Since implementation, audits have shown that the average waiting time for patients to be reviewed by a medical consultant has decreased by 34%.

In addition, 74% of medical referrals are now seen within target, compared to 49% previously.

The clinical improvements were especially evident over the weekends, with significant reductions in the average waiting time for review by a junior doctor and a medical consultant.

The solution has also rectified ongoing issues of delayed and/or missed clinical reviews when patients were transferred to another clinical area.

On average, the waiting for a review for this cohort of patients has reduced by 74% as their presence, location, and status of ‘not yet reviewed’ is visible to all.

Dr Huw Skiplorne, a junior doctor working in the clinical assessment unit, said: “The list not only shows you where a patient is, but provides oversight of teams and who is doing what – it actually doubles up as a workflow tool and can be used for workforce planning.”

The trust has seen a positive impact on measurable clinical outcomes across the hospital and it has provided bed managers and discharge teams with more information and has resulted in a 19% reduction in hospital length of stay, and a 5% reduction in 30-day re-admissions.

Annualised for 12,000 admissions, this is a reduction of 15,600 total occupied bed days and a potential financial saving of £3.12m.

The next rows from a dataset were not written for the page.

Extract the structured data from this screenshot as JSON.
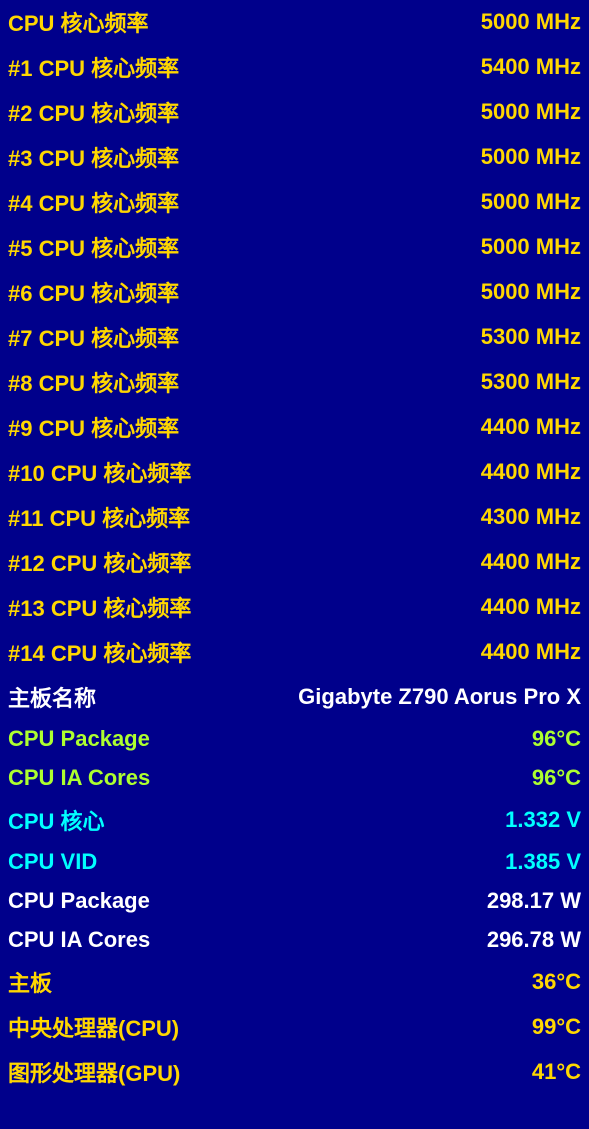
{
  "rows": [
    {
      "id": "cpu-core-freq",
      "label": "CPU 核心频率",
      "value": "5000 MHz",
      "colorClass": "row-yellow"
    },
    {
      "id": "cpu-core-1",
      "label": "#1 CPU 核心频率",
      "value": "5400 MHz",
      "colorClass": "row-yellow"
    },
    {
      "id": "cpu-core-2",
      "label": "#2 CPU 核心频率",
      "value": "5000 MHz",
      "colorClass": "row-yellow"
    },
    {
      "id": "cpu-core-3",
      "label": "#3 CPU 核心频率",
      "value": "5000 MHz",
      "colorClass": "row-yellow"
    },
    {
      "id": "cpu-core-4",
      "label": "#4 CPU 核心频率",
      "value": "5000 MHz",
      "colorClass": "row-yellow"
    },
    {
      "id": "cpu-core-5",
      "label": "#5 CPU 核心频率",
      "value": "5000 MHz",
      "colorClass": "row-yellow"
    },
    {
      "id": "cpu-core-6",
      "label": "#6 CPU 核心频率",
      "value": "5000 MHz",
      "colorClass": "row-yellow"
    },
    {
      "id": "cpu-core-7",
      "label": "#7 CPU 核心频率",
      "value": "5300 MHz",
      "colorClass": "row-yellow"
    },
    {
      "id": "cpu-core-8",
      "label": "#8 CPU 核心频率",
      "value": "5300 MHz",
      "colorClass": "row-yellow"
    },
    {
      "id": "cpu-core-9",
      "label": "#9 CPU 核心频率",
      "value": "4400 MHz",
      "colorClass": "row-yellow"
    },
    {
      "id": "cpu-core-10",
      "label": "#10 CPU 核心频率",
      "value": "4400 MHz",
      "colorClass": "row-yellow"
    },
    {
      "id": "cpu-core-11",
      "label": "#11 CPU 核心频率",
      "value": "4300 MHz",
      "colorClass": "row-yellow"
    },
    {
      "id": "cpu-core-12",
      "label": "#12 CPU 核心频率",
      "value": "4400 MHz",
      "colorClass": "row-yellow"
    },
    {
      "id": "cpu-core-13",
      "label": "#13 CPU 核心频率",
      "value": "4400 MHz",
      "colorClass": "row-yellow"
    },
    {
      "id": "cpu-core-14",
      "label": "#14 CPU 核心频率",
      "value": "4400 MHz",
      "colorClass": "row-yellow"
    },
    {
      "id": "mobo-name",
      "label": "主板名称",
      "value": "Gigabyte Z790 Aorus Pro X",
      "colorClass": "row-white"
    },
    {
      "id": "cpu-package-temp",
      "label": "CPU Package",
      "value": "96°C",
      "colorClass": "row-green-yellow"
    },
    {
      "id": "cpu-ia-cores-temp",
      "label": "CPU IA Cores",
      "value": "96°C",
      "colorClass": "row-green-yellow"
    },
    {
      "id": "cpu-core-voltage",
      "label": "CPU 核心",
      "value": "1.332 V",
      "colorClass": "row-cyan"
    },
    {
      "id": "cpu-vid",
      "label": "CPU VID",
      "value": "1.385 V",
      "colorClass": "row-cyan"
    },
    {
      "id": "cpu-package-power",
      "label": "CPU Package",
      "value": "298.17 W",
      "colorClass": "row-white"
    },
    {
      "id": "cpu-ia-cores-power",
      "label": "CPU IA Cores",
      "value": "296.78 W",
      "colorClass": "row-white"
    },
    {
      "id": "mobo-temp",
      "label": "主板",
      "value": "36°C",
      "colorClass": "row-yellow"
    },
    {
      "id": "cpu-temp",
      "label": "中央处理器(CPU)",
      "value": "99°C",
      "colorClass": "row-yellow"
    },
    {
      "id": "gpu-temp",
      "label": "图形处理器(GPU)",
      "value": "41°C",
      "colorClass": "row-yellow"
    }
  ]
}
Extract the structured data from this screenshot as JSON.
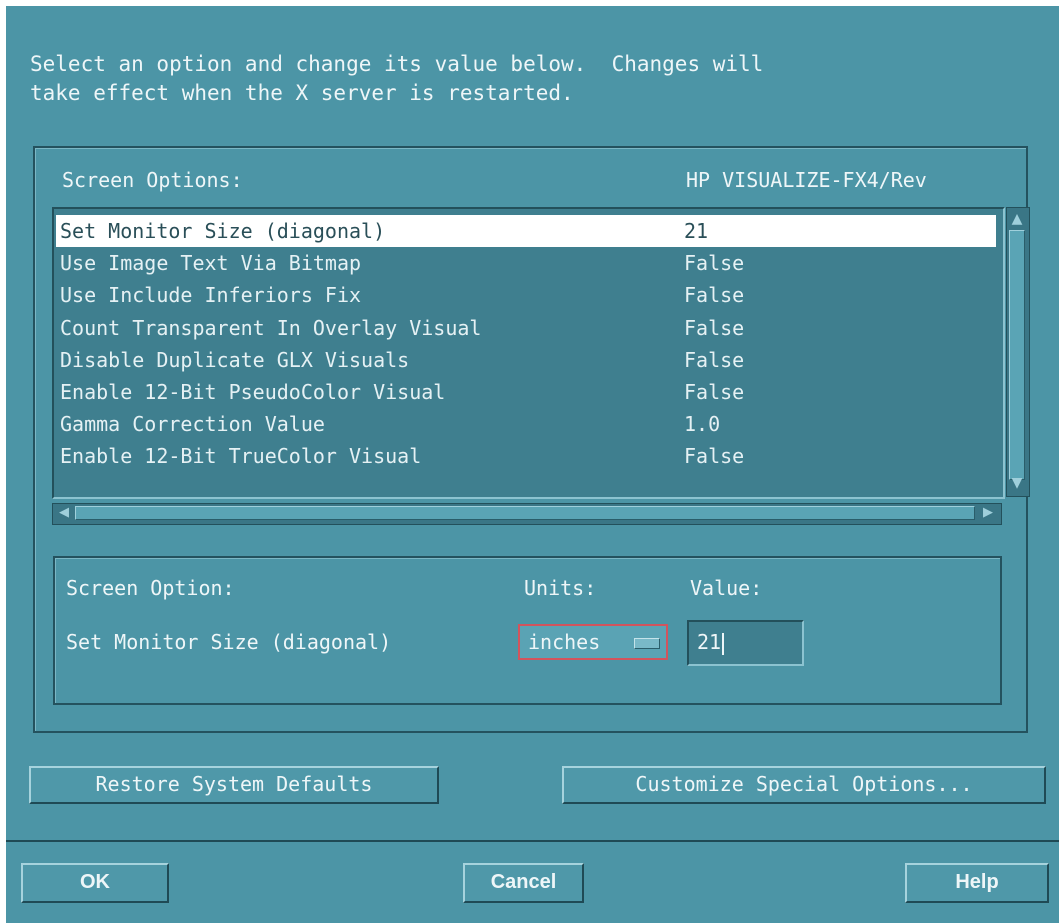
{
  "instructions": {
    "line1": "Select an option and change its value below.  Changes will",
    "line2": "take effect when the X server is restarted."
  },
  "screen_options": {
    "header_label": "Screen Options:",
    "device_label": "HP VISUALIZE-FX4/Rev",
    "items": [
      {
        "option": "Set Monitor Size (diagonal)",
        "value": "21",
        "selected": true
      },
      {
        "option": "Use Image Text Via Bitmap",
        "value": "False"
      },
      {
        "option": "Use Include Inferiors Fix",
        "value": "False"
      },
      {
        "option": "Count Transparent In Overlay Visual",
        "value": "False"
      },
      {
        "option": "Disable Duplicate GLX Visuals",
        "value": "False"
      },
      {
        "option": "Enable 12-Bit PseudoColor Visual",
        "value": "False"
      },
      {
        "option": "Gamma Correction Value",
        "value": "1.0"
      },
      {
        "option": "Enable 12-Bit TrueColor Visual",
        "value": "False"
      }
    ]
  },
  "editor": {
    "option_header": "Screen Option:",
    "units_header": "Units:",
    "value_header": "Value:",
    "current_option": "Set Monitor Size (diagonal)",
    "units_selected": "inches",
    "value": "21"
  },
  "buttons": {
    "restore_defaults": "Restore System Defaults",
    "customize_special": "Customize Special Options...",
    "ok": "OK",
    "cancel": "Cancel",
    "help": "Help"
  },
  "icons": {
    "scroll_up": "arrow-up-icon",
    "scroll_down": "arrow-down-icon",
    "scroll_left": "arrow-left-icon",
    "scroll_right": "arrow-right-icon"
  },
  "colors": {
    "background": "#4c95a6",
    "list_background": "#3f7f8f",
    "selection": "#ffffff",
    "units_focus_border": "#d2545d"
  }
}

Outside of the measurable benefits of the list, clinical teams have also recognised the impact on their personal workplace experience.

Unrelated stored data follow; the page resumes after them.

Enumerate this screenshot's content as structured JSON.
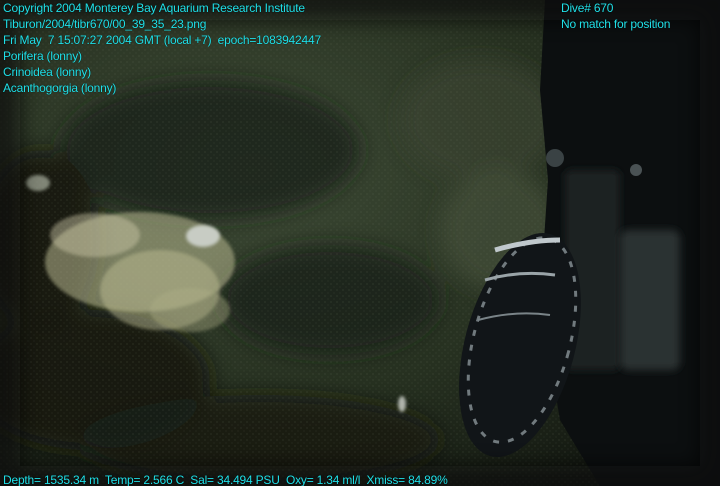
{
  "overlay": {
    "text_color": "#20e0e8",
    "top_left": {
      "copyright": "Copyright 2004 Monterey Bay Aquarium Research Institute",
      "file": "Tiburon/2004/tibr670/00_39_35_23.png",
      "datetime": "Fri May  7 15:07:27 2004 GMT (local +7)  epoch=1083942447",
      "labels": [
        "Porifera (lonny)",
        "Crinoidea (lonny)",
        "Acanthogorgia (lonny)"
      ]
    },
    "top_right": {
      "dive": "Dive# 670",
      "position": "No match for position"
    },
    "bottom": {
      "telemetry": "Depth= 1535.34 m  Temp= 2.566 C  Sal= 34.494 PSU  Oxy= 1.34 ml/l  Xmiss= 84.89%"
    }
  },
  "scene": {
    "seafloor_color": "#2c3526",
    "rock_color": "#1a2016",
    "sediment_color": "#4a5540",
    "coral_color": "#b8b890",
    "rov_arm_color": "#0c0f10"
  }
}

Dr Narayan said: “The data speaks for itself, but the qualitative benefits need to be emphasised too.

The list not only shows you where a patient is, but provides oversight of teams and who is doing what – it actually doubles up as a workflow tool and can be used for workforce planning

“We can now manage our workload without constant interruptions. And we no longer need to regularly repeat clinical information and our pagers don’t go off as often. This means our workflows are less interrupted and clinicians spend less time worrying about delays in patient care.”

The list is now being deployed trustwide across all speciality units admitting acute referrals and has been nominated by the trust for several awards with the hope that the implementation will motivate other NHS trusts to create similar systems.

Dr Anna Bayes, medical director for Allscripts, said: “Bolton has really shown how sometimes the simplest applications of configuration make the biggest difference.

“Sunrise EPR gives clinicians the flexibility to create tools to optimise their workflows and sharing these tools across teams will amplify the benefits.

“They have evidence that the time lag for crucial decision making has been reduced significantly – improving outcomes and freeing up beds faster, enhancing patient flow, and speeding up diagnoses for patients.”